Blurt puts text in the clipboard (PRIMARY selection). You must paste manually (Ctrl+V or middle-click) after every single dictation. This is an extra step every time you use it.
Recording Feedback
Voxtype plays audio cues when recording starts and stops. You know it's working without looking.
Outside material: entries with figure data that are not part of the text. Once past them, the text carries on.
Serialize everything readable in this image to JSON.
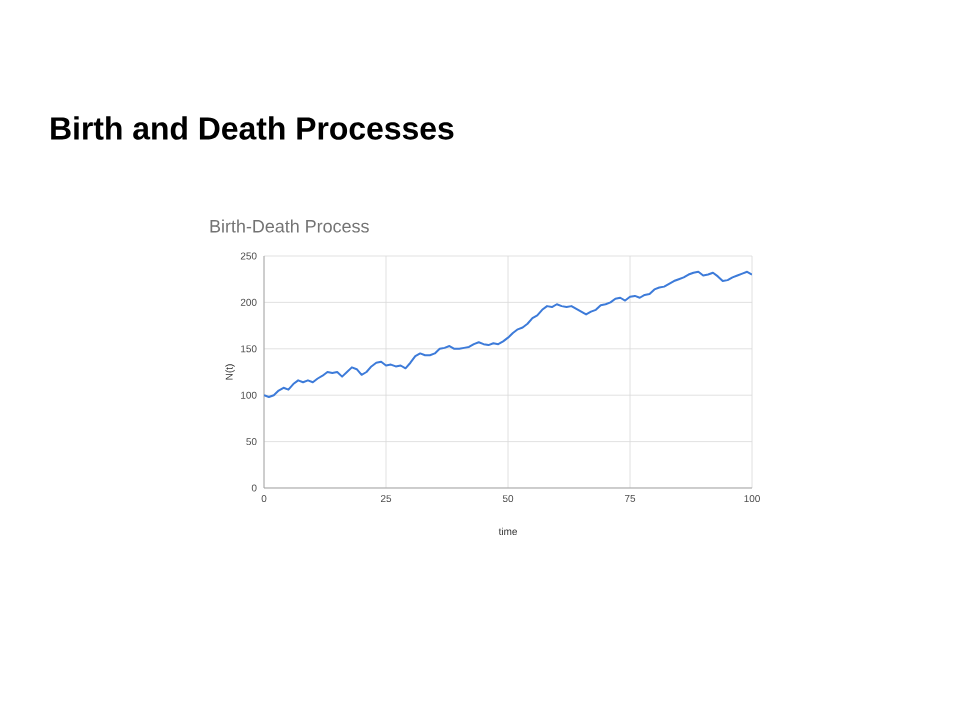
{
  "chart_data": {
    "type": "line",
    "title": "Birth and Death Processes",
    "subtitle": "Birth-Death Process",
    "xlabel": "time",
    "ylabel": "N(t)",
    "x": [
      0,
      1,
      2,
      3,
      4,
      5,
      6,
      7,
      8,
      9,
      10,
      11,
      12,
      13,
      14,
      15,
      16,
      17,
      18,
      19,
      20,
      21,
      22,
      23,
      24,
      25,
      26,
      27,
      28,
      29,
      30,
      31,
      32,
      33,
      34,
      35,
      36,
      37,
      38,
      39,
      40,
      41,
      42,
      43,
      44,
      45,
      46,
      47,
      48,
      49,
      50,
      51,
      52,
      53,
      54,
      55,
      56,
      57,
      58,
      59,
      60,
      61,
      62,
      63,
      64,
      65,
      66,
      67,
      68,
      69,
      70,
      71,
      72,
      73,
      74,
      75,
      76,
      77,
      78,
      79,
      80,
      81,
      82,
      83,
      84,
      85,
      86,
      87,
      88,
      89,
      90,
      91,
      92,
      93,
      94,
      95,
      96,
      97,
      98,
      99,
      100
    ],
    "series": [
      {
        "color": "#3d7bd9",
        "values": [
          100,
          98,
          100,
          105,
          108,
          106,
          112,
          116,
          114,
          116,
          114,
          118,
          121,
          125,
          124,
          125,
          120,
          125,
          130,
          128,
          122,
          125,
          131,
          135,
          136,
          132,
          133,
          131,
          132,
          129,
          135,
          142,
          145,
          143,
          143,
          145,
          150,
          151,
          153,
          150,
          150,
          151,
          152,
          155,
          157,
          155,
          154,
          156,
          155,
          158,
          162,
          167,
          171,
          173,
          177,
          183,
          186,
          192,
          196,
          195,
          198,
          196,
          195,
          196,
          193,
          190,
          187,
          190,
          192,
          197,
          198,
          200,
          204,
          205,
          202,
          206,
          207,
          205,
          208,
          209,
          214,
          216,
          217,
          220,
          223,
          225,
          227,
          230,
          232,
          233,
          229,
          230,
          232,
          228,
          223,
          224,
          227,
          229,
          231,
          233,
          230
        ]
      }
    ],
    "xlim": [
      0,
      100
    ],
    "ylim": [
      0,
      250
    ],
    "xticks": [
      0,
      25,
      50,
      75,
      100
    ],
    "yticks": [
      0,
      50,
      100,
      150,
      200,
      250
    ],
    "grid": true
  }
}
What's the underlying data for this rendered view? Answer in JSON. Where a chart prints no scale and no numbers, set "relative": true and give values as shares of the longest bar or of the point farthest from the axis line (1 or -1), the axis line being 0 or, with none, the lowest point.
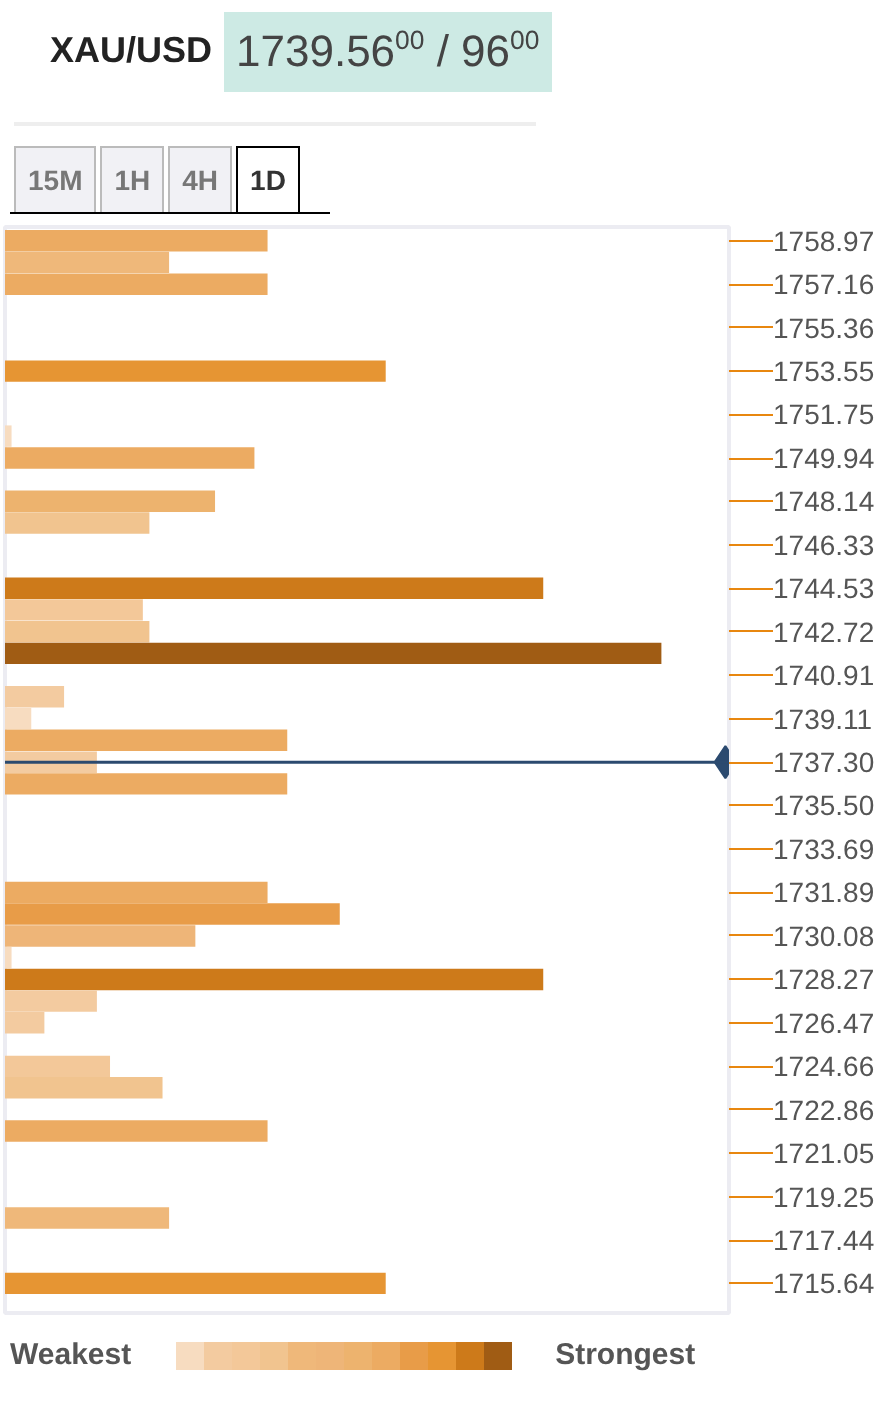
{
  "chart_data": {
    "type": "bar",
    "orientation": "horizontal",
    "relative": true,
    "title": "XAU/USD",
    "subtitle": "1739.56$^{00}$ / 96$^{00}$",
    "annotations": [
      "15M",
      "1H",
      "4H",
      "1D",
      "Weakest",
      "Strongest"
    ],
    "x": [
      1758.97,
      1758.07,
      1757.16,
      1753.55,
      1750.85,
      1749.94,
      1748.14,
      1747.24,
      1744.53,
      1743.63,
      1742.72,
      1741.82,
      1740.02,
      1739.11,
      1738.21,
      1737.3,
      1736.4,
      1731.89,
      1730.99,
      1730.08,
      1729.18,
      1728.27,
      1727.37,
      1726.47,
      1724.66,
      1723.77,
      1721.97,
      1718.36,
      1715.64
    ],
    "values": [
      0.4,
      0.25,
      0.4,
      0.58,
      0.01,
      0.38,
      0.32,
      0.22,
      0.82,
      0.21,
      0.22,
      1.0,
      0.09,
      0.04,
      0.43,
      0.14,
      0.43,
      0.4,
      0.51,
      0.29,
      0.01,
      0.82,
      0.14,
      0.06,
      0.16,
      0.24,
      0.4,
      0.25,
      0.58
    ],
    "colors": [
      "#ecab62",
      "#efb87a",
      "#ecab62",
      "#e69533",
      "#f7dcc0",
      "#ecab62",
      "#edb36e",
      "#f1c48f",
      "#cd7a1a",
      "#f3c899",
      "#f1c48f",
      "#a05c14",
      "#f3cba0",
      "#f7dcc0",
      "#ecab62",
      "#f3cba0",
      "#ecab62",
      "#ecab62",
      "#e89c48",
      "#eeb578",
      "#f7dcc0",
      "#cd7a1a",
      "#f3cba0",
      "#f3cba0",
      "#f3c899",
      "#f1c48f",
      "#ecab62",
      "#efb87a",
      "#e69533"
    ],
    "ylim": [
      1714.41,
      1759.54
    ],
    "yticks": [
      1758.97,
      1757.16,
      1755.36,
      1753.55,
      1751.75,
      1749.94,
      1748.14,
      1746.33,
      1744.53,
      1742.72,
      1740.91,
      1739.11,
      {
        "value": 1735.5,
        "label": "1735.50"
      },
      1733.69,
      1731.89,
      1730.08,
      1728.27,
      1726.47,
      1724.66,
      1722.86,
      1721.05,
      1719.25,
      1717.44,
      1715.64
    ],
    "ref_lines": [
      {
        "axis": "y",
        "value": 1737.3,
        "label": "1737.30",
        "color": "#2b4a6f"
      }
    ],
    "grid": false
  }
}
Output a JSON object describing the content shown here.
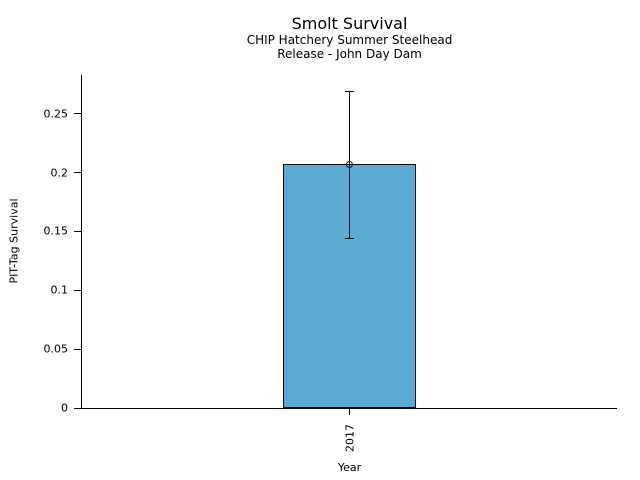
{
  "chart_data": {
    "type": "bar",
    "title": "Smolt Survival",
    "subtitle": [
      "CHIP Hatchery Summer Steelhead",
      "Release - John Day Dam"
    ],
    "xlabel": "Year",
    "ylabel": "PIT-Tag Survival",
    "categories": [
      "2017"
    ],
    "values": [
      0.207
    ],
    "error_bars": [
      {
        "low": 0.144,
        "high": 0.269
      }
    ],
    "ylim": [
      0,
      0.283
    ],
    "yticks": [
      {
        "value": 0,
        "label": "0"
      },
      {
        "value": 0.05,
        "label": "0.05"
      },
      {
        "value": 0.1,
        "label": "0.1"
      },
      {
        "value": 0.15,
        "label": "0.15"
      },
      {
        "value": 0.2,
        "label": "0.2"
      },
      {
        "value": 0.25,
        "label": "0.25"
      }
    ],
    "grid": false,
    "legend": null,
    "bar_width_frac": 0.25,
    "bar_color": "#5AAAD4",
    "bar_edge_color": "#000000",
    "error_color": "#000000",
    "marker": "open-circle"
  }
}
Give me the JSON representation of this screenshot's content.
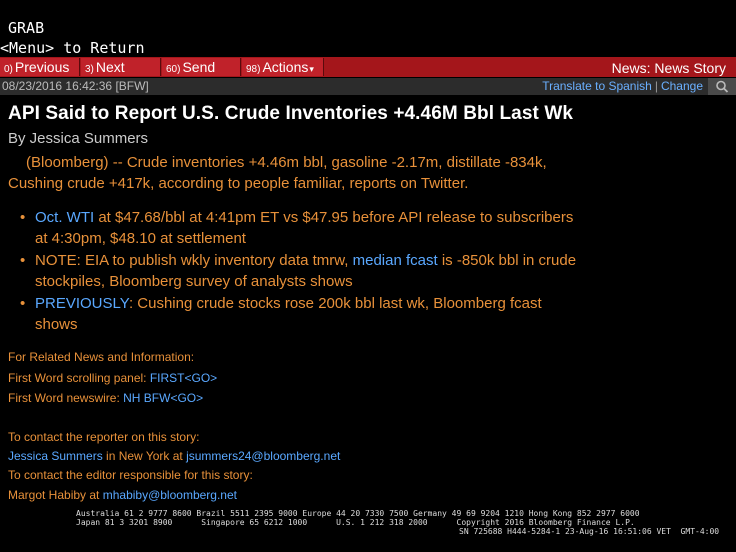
{
  "terminal": {
    "grab": "GRAB",
    "return_hint": "<Menu> to Return"
  },
  "toolbar": {
    "previous": {
      "num": "0)",
      "label": "Previous"
    },
    "next": {
      "num": "3)",
      "label": "Next"
    },
    "send": {
      "num": "60)",
      "label": "Send"
    },
    "actions": {
      "num": "98)",
      "label": "Actions"
    },
    "actions_arrow": "▾",
    "title": "News: News Story"
  },
  "meta": {
    "timestamp": "08/23/2016 16:42:36 [BFW]",
    "translate": "Translate to Spanish",
    "separator": "|",
    "change": "Change",
    "search_icon": "search-icon"
  },
  "story": {
    "headline": "API Said to Report U.S. Crude Inventories +4.46M Bbl Last Wk",
    "byline": "By Jessica Summers",
    "lead_1": "(Bloomberg) -- Crude inventories +4.46m bbl, gasoline -2.17m, distillate -834k,",
    "lead_2": "Cushing crude +417k, according to people familiar, reports on Twitter.",
    "bullets": {
      "b1_link1": "Oct. WTI",
      "b1_text": " at $47.68/bbl at 4:41pm ET vs $47.95 before API release to subscribers at 4:30pm, $48.10 at settlement",
      "b2_text1": "NOTE: EIA to publish wkly inventory data tmrw, ",
      "b2_link": "median fcast",
      "b2_text2": " is -850k bbl in crude stockpiles, Bloomberg survey of analysts shows",
      "b3_link": "PREVIOUSLY",
      "b3_text": ": Cushing crude stocks rose 200k bbl last wk, Bloomberg fcast shows"
    }
  },
  "related": {
    "heading": "For Related News and Information:",
    "line1_text": "First Word scrolling panel: ",
    "line1_link": "FIRST<GO>",
    "line2_text": "First Word newswire: ",
    "line2_link": "NH BFW<GO>"
  },
  "contact": {
    "reporter_heading": "To contact the reporter on this story:",
    "reporter_name": "Jessica Summers",
    "reporter_mid": " in New York at ",
    "reporter_email": "jsummers24@bloomberg.net",
    "editor_heading": "To contact the editor responsible for this story:",
    "editor_name": "Margot Habiby at ",
    "editor_email": "mhabiby@bloomberg.net"
  },
  "footer": {
    "line1": "Australia 61 2 9777 8600 Brazil 5511 2395 9000 Europe 44 20 7330 7500 Germany 49 69 9204 1210 Hong Kong 852 2977 6000",
    "line2": "Japan 81 3 3201 8900      Singapore 65 6212 1000      U.S. 1 212 318 2000      Copyright 2016 Bloomberg Finance L.P.",
    "line3": "SN 725688 H444-5284-1 23-Aug-16 16:51:06 VET  GMT-4:00"
  }
}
Blurt shows a visual indicator in the GNOME top bar (the indicator turns yellow). You have to look at the screen to know if it's recording.
Who Should Use What
Blurt is for you if:
- You run GNOME Shell and love the GNOME ecosystem
- You want the indicator in your top bar
- You prefer middle-click paste workflow
- You want zero configuration after install
Voxtype is for you if:
- You use Sway, Hyprland, River, KDE, or other Wayland compositors
- You want text typed directly at cursor position
- You need push-to-talk or toggle mode options
- You prefer systemd integration
Recognition Quality
Identical. Both use whisper.cpp with the same models. Accuracy depends only on which model you choose.
Output Method
Blurt: Clipboard-based
- Speak
- Text goes to PRIMARY selection
- Middle-click or Ctrl+V to paste
Pros: Universal, predictable
Cons: Extra step to paste
Voxtype: Direct typing
- Speak
- Text types directly at cursor via ydotool
- Falls back to clipboard if unavailable
Pros: No extra steps
Cons: Requires ydotool daemon
The Honest Recommendation
If you run GNOME: Try Blurt first. It's designed for your environment and integrates beautifully.
If you run anything else: Voxtype is your answer. Blurt literally requires GNOME Shell.
They're not mutually exclusive. Install both if you like.
Related Tool: BlahST
The Blurt developer created BlahST as a more minimal alternative that works outside GNOME. If you like Blurt's approach but don't use GNOME, check out BlahST.